La casa estaba oscura y extrañamente silenciosa. Le dio escalofríos y le puso los pelos de punta. Sabía que nunca podría dormir en esa casa otra vez. A toda costa, evitó la oficina mientras recogía algunas cosas. Había decidido regresar a la casa de sus padres, al menos por unos días. Al salir de la casa, cerró las puertas con llave, dejó la luz del porche encendida y metió sus cosas en el coche.

Retrocediendo por el camino de entrada, quería ir a casa, pero sabía que significaría dos horas de conducción todos los días, para ir al trabajo. Su alternativa era quedarse en una habitación de hotel. Sabía que tendría que vender la casa en la que vivía con Scott. Sería demasiado doloroso. También sabía que tendría que elegir entre mantener su trabajo o mudarse de nuevo a casa, de lo contrario tendría que hacer el viaje de dos horas diariamente.

Eso le recordó a Jayme que necesitaba contactar a su empleador y reportar por qué no había ido a trabajar esa mañana. Pero ya era demasiado tarde, tendría que llamar por la mañana, esperando aún tener su trabajo. Mientras retrocedía hacia la carretera, miró el indicador de gasolina y supo que tendría que detenerse más temprano que tarde. Pero tenía suficiente por ahora mientras salía de la ciudad.

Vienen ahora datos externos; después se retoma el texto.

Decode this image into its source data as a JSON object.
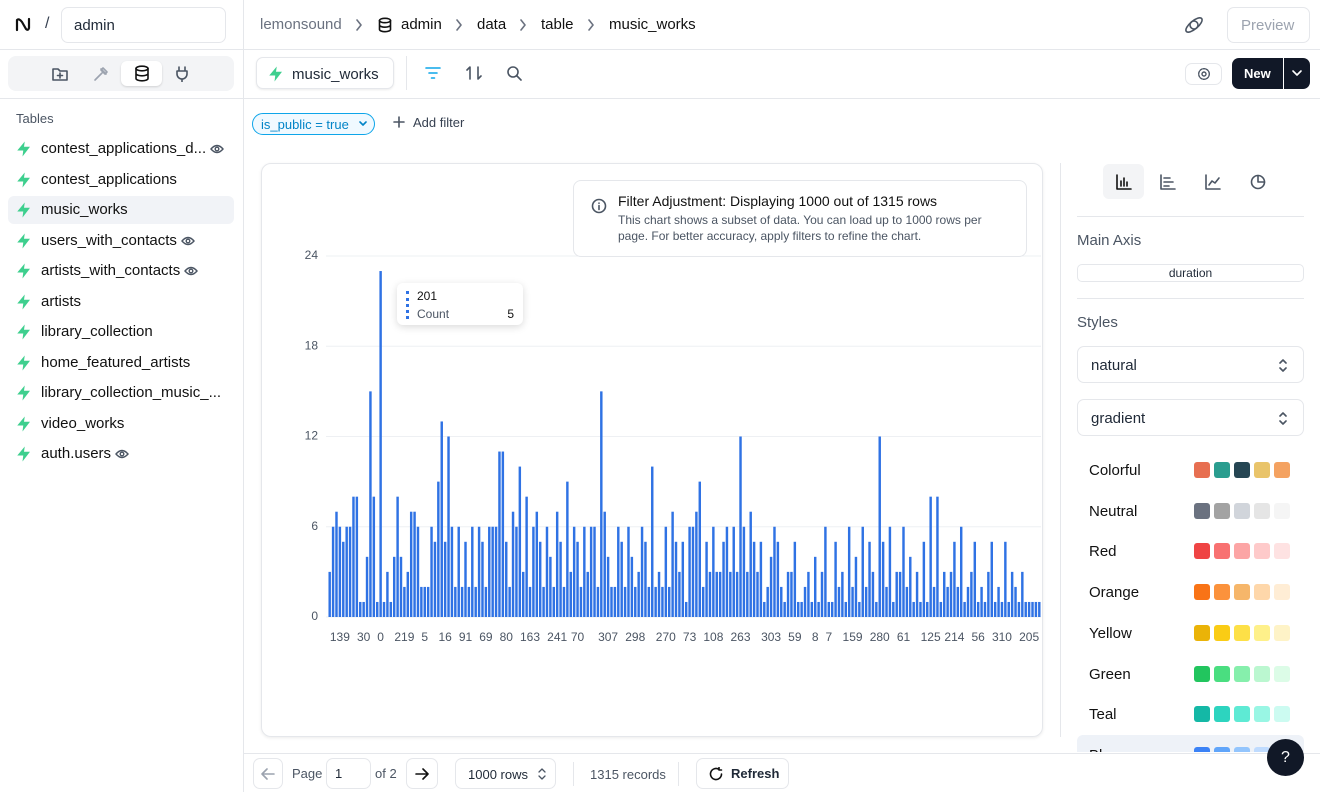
{
  "topbar": {
    "project": "admin",
    "breadcrumb": [
      "lemonsound",
      "admin",
      "data",
      "table",
      "music_works"
    ],
    "preview": "Preview"
  },
  "toolbar": {
    "tab": "music_works",
    "new": "New"
  },
  "sidebar": {
    "heading": "Tables",
    "selected": 2,
    "tables": [
      {
        "name": "contest_applications_d...",
        "view": true
      },
      {
        "name": "contest_applications",
        "view": false
      },
      {
        "name": "music_works",
        "view": false
      },
      {
        "name": "users_with_contacts",
        "view": true
      },
      {
        "name": "artists_with_contacts",
        "view": true
      },
      {
        "name": "artists",
        "view": false
      },
      {
        "name": "library_collection",
        "view": false
      },
      {
        "name": "home_featured_artists",
        "view": false
      },
      {
        "name": "library_collection_music_...",
        "view": false
      },
      {
        "name": "video_works",
        "view": false
      },
      {
        "name": "auth.users",
        "view": true
      }
    ]
  },
  "filter": {
    "chip": "is_public = true",
    "add": "Add filter"
  },
  "notice": {
    "title": "Filter Adjustment: Displaying 1000 out of 1315 rows",
    "text": "This chart shows a subset of data. You can load up to 1000 rows per page. For better accuracy, apply filters to refine the chart."
  },
  "chart_data": {
    "type": "bar",
    "color": "#2f72e4",
    "grid": true,
    "ylim": [
      0,
      24
    ],
    "yticks": [
      0,
      6,
      12,
      18,
      24
    ],
    "categories": [
      null,
      null,
      null,
      "139",
      null,
      null,
      null,
      null,
      null,
      null,
      "30",
      null,
      null,
      null,
      null,
      "0",
      null,
      null,
      null,
      null,
      null,
      null,
      "219",
      null,
      null,
      null,
      null,
      null,
      "5",
      null,
      null,
      null,
      null,
      null,
      "16",
      null,
      null,
      null,
      null,
      null,
      "91",
      null,
      null,
      null,
      null,
      null,
      "69",
      null,
      null,
      null,
      null,
      null,
      "80",
      null,
      null,
      null,
      null,
      null,
      null,
      "163",
      null,
      null,
      null,
      null,
      null,
      null,
      null,
      "241",
      null,
      null,
      null,
      null,
      null,
      "70",
      null,
      null,
      null,
      null,
      null,
      null,
      null,
      null,
      "307",
      null,
      null,
      null,
      null,
      null,
      null,
      null,
      "298",
      null,
      null,
      null,
      null,
      null,
      null,
      null,
      null,
      "270",
      null,
      null,
      null,
      null,
      null,
      null,
      "73",
      null,
      null,
      null,
      null,
      null,
      null,
      "108",
      null,
      null,
      null,
      null,
      null,
      null,
      null,
      "263",
      null,
      null,
      null,
      null,
      null,
      null,
      null,
      null,
      "303",
      null,
      null,
      null,
      null,
      null,
      null,
      "59",
      null,
      null,
      null,
      null,
      null,
      "8",
      null,
      null,
      null,
      "7",
      null,
      null,
      null,
      null,
      null,
      null,
      "159",
      null,
      null,
      null,
      null,
      null,
      null,
      null,
      "280",
      null,
      null,
      null,
      null,
      null,
      null,
      "61",
      null,
      null,
      null,
      null,
      null,
      null,
      null,
      "125",
      null,
      null,
      null,
      null,
      null,
      null,
      "214",
      null,
      null,
      null,
      null,
      null,
      null,
      "56",
      null,
      null,
      null,
      null,
      null,
      null,
      "310",
      null,
      null,
      null,
      null,
      null,
      null,
      null,
      "205",
      null,
      null,
      null
    ],
    "values": [
      3,
      6,
      7,
      6,
      5,
      6,
      6,
      8,
      8,
      1,
      1,
      4,
      15,
      8,
      1,
      23,
      1,
      3,
      1,
      4,
      8,
      4,
      2,
      3,
      7,
      7,
      6,
      2,
      2,
      2,
      6,
      5,
      9,
      13,
      5,
      12,
      6,
      2,
      6,
      2,
      5,
      2,
      6,
      2,
      6,
      5,
      2,
      6,
      6,
      6,
      11,
      11,
      5,
      2,
      7,
      6,
      10,
      3,
      8,
      2,
      6,
      7,
      5,
      2,
      6,
      4,
      2,
      7,
      5,
      2,
      9,
      3,
      6,
      5,
      2,
      6,
      3,
      6,
      6,
      2,
      15,
      7,
      4,
      2,
      2,
      6,
      5,
      2,
      6,
      4,
      2,
      3,
      6,
      5,
      2,
      10,
      2,
      3,
      2,
      6,
      2,
      7,
      5,
      3,
      5,
      1,
      6,
      6,
      7,
      9,
      2,
      5,
      3,
      6,
      3,
      3,
      5,
      6,
      3,
      6,
      3,
      12,
      6,
      3,
      7,
      5,
      3,
      5,
      1,
      2,
      4,
      6,
      5,
      2,
      1,
      3,
      3,
      5,
      1,
      1,
      2,
      3,
      1,
      4,
      1,
      3,
      6,
      1,
      1,
      5,
      2,
      3,
      1,
      6,
      2,
      4,
      1,
      6,
      2,
      5,
      3,
      1,
      12,
      5,
      2,
      6,
      1,
      3,
      3,
      6,
      2,
      4,
      1,
      3,
      1,
      5,
      1,
      8,
      2,
      8,
      1,
      3,
      2,
      3,
      5,
      2,
      6,
      1,
      2,
      3,
      5,
      1,
      2,
      1,
      3,
      5,
      1,
      2,
      1,
      5,
      1,
      3,
      2,
      1,
      3,
      1,
      1,
      1,
      1,
      1
    ],
    "tooltip": {
      "category": "201",
      "label": "Count",
      "value": 5
    }
  },
  "panel": {
    "main_axis": "Main Axis",
    "axis_field": "duration",
    "styles": "Styles",
    "curve": "natural",
    "fill": "gradient",
    "palettes": [
      {
        "name": "Colorful",
        "colors": [
          "#e76f51",
          "#2a9d8f",
          "#264653",
          "#e9c46a",
          "#f4a261"
        ]
      },
      {
        "name": "Neutral",
        "colors": [
          "#6b7280",
          "#a3a3a3",
          "#d1d5db",
          "#e5e5e5",
          "#f5f5f5"
        ]
      },
      {
        "name": "Red",
        "colors": [
          "#ef4444",
          "#f87171",
          "#fca5a5",
          "#fecaca",
          "#fee2e2"
        ]
      },
      {
        "name": "Orange",
        "colors": [
          "#f97316",
          "#fb923c",
          "#f6b66a",
          "#fed7aa",
          "#ffedd5"
        ]
      },
      {
        "name": "Yellow",
        "colors": [
          "#eab308",
          "#facc15",
          "#fde047",
          "#fef08a",
          "#fef3c7"
        ]
      },
      {
        "name": "Green",
        "colors": [
          "#22c55e",
          "#4ade80",
          "#86efac",
          "#bbf7d0",
          "#dcfce7"
        ]
      },
      {
        "name": "Teal",
        "colors": [
          "#14b8a6",
          "#2dd4bf",
          "#5eead4",
          "#99f6e4",
          "#ccfbf1"
        ]
      },
      {
        "name": "Blue",
        "colors": [
          "#3b82f6",
          "#60a5fa",
          "#93c5fd",
          "#bfdbfe",
          "#dbeafe"
        ]
      }
    ]
  },
  "pagination": {
    "page_label": "Page",
    "page": 1,
    "of": "of 2",
    "rows": "1000 rows",
    "records": "1315 records",
    "refresh": "Refresh"
  },
  "help": "?"
}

Conduciendo por la oscura noche, su mente pensaba en Scott y el asesinato, y el sospechoso, pero a veces se sorprendía pensando en Rex. Para cuando llegó al siguiente pueblo, deteniéndose en una gasolinera, sentía que apenas podía mantener los ojos abiertos. Llenando el tanque, intentó usar su tarjeta de débito en la caja, pero fue rechazada. Estaba sorprendida y avergonzada y no entendía por qué su tarjeta fue rechazada. En su lugar, pagó en efectivo.

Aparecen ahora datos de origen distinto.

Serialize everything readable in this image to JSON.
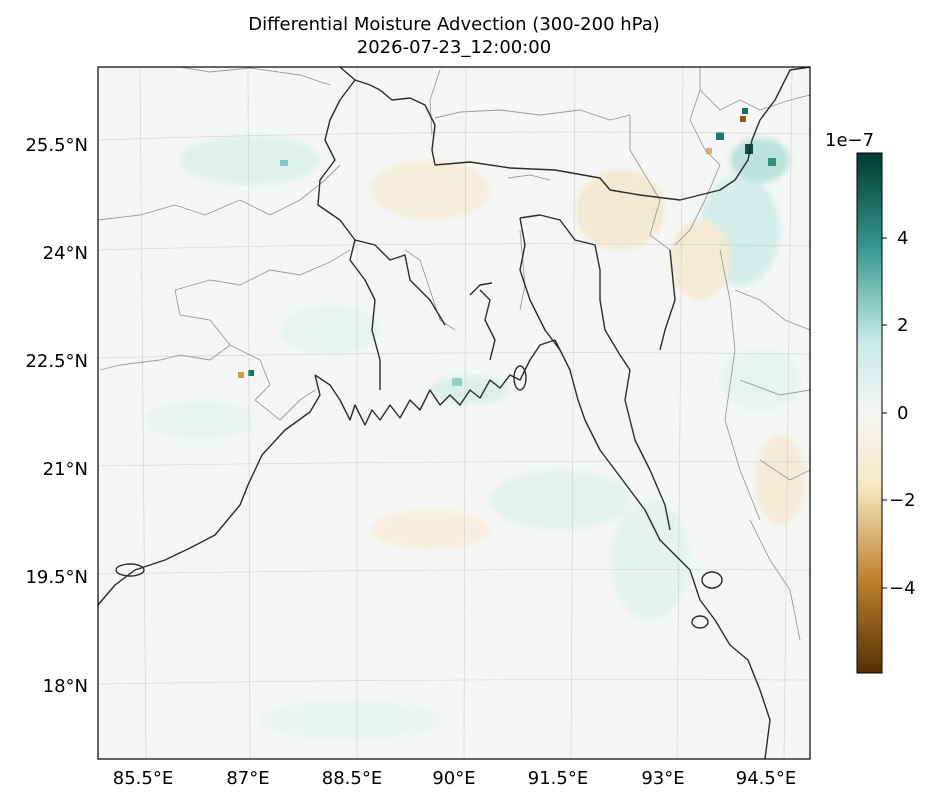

Para cuando volvió a la carretera, era medianoche. Aún le quedaba más de media hora en la carretera. Abrió un poco la ventana para que entrara el aire fresco y subió el volumen de la radio para intentar mantenerse alerta. El tráfico era escaso y tenía la carretera para ella sola a esa hora de la noche. Estaría en casa antes de que los bares cerraran y todo el tráfico de borrachos estuviera en la carretera.

Tratando de animarse, cantó junto con la radio las canciones cuyas letras conocía. Le encantaba la música country, era con lo que había crecido. Iba con su actitud de chica de campo. Jayme vivía lo suficientemente cerca de la ciudad mientras estaba en la universidad como para haber tenido suficiente de la vida urbana. Anhelaba estar en casa. Por un corto tiempo, Silver Creek estaba lo suficientemente cerca.

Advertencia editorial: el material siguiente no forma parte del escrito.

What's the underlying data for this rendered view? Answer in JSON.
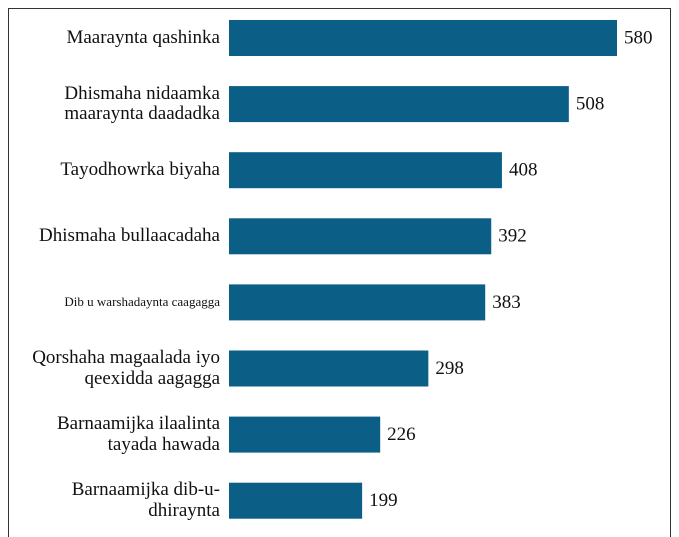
{
  "chart_data": {
    "type": "bar",
    "orientation": "horizontal",
    "categories": [
      "Maaraynta qashinka",
      "Dhismaha nidaamka maaraynta daadadka",
      "Tayodhowrka biyaha",
      "Dhismaha bullaacadaha",
      "Dib u warshadaynta caagagga",
      "Qorshaha magaalada iyo qeexidda aagagga",
      "Barnaamijka ilaalinta tayada hawada",
      "Barnaamijka dib-u-dhiraynta"
    ],
    "values": [
      580,
      508,
      408,
      392,
      383,
      298,
      226,
      199
    ],
    "color": "#0b5e86"
  }
}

Al llegar al camino de entrada de sus padres, no había luces encendidas. Apagó el coche y salió. Sacando sus cosas del maletero, caminó unos pocos metros antes de que la luz del porche se encendiera. Dejando la maleta a sus pies, Jayme buscó entre sus llaves hasta encontrar la correcta.

Entró en la casa en silencio. Parecía que sus padres ya estaban en la cama. Tenían que trabajar por la mañana. Cerrando la puerta con llave, Jayme agarró su maleta y llevó todas sus cosas a su habitación. Tirando todo en su cama, caminó y cerró la puerta de su habitación antes de encender la luz.

Puso sus cosas a un lado de la habitación por la noche, luego se cambió a su pijama. Acostada en su cama, parecía que estuvo allí un tiempo antes de poder quedarse dormida, aunque casi se había quedado dormida en el coche.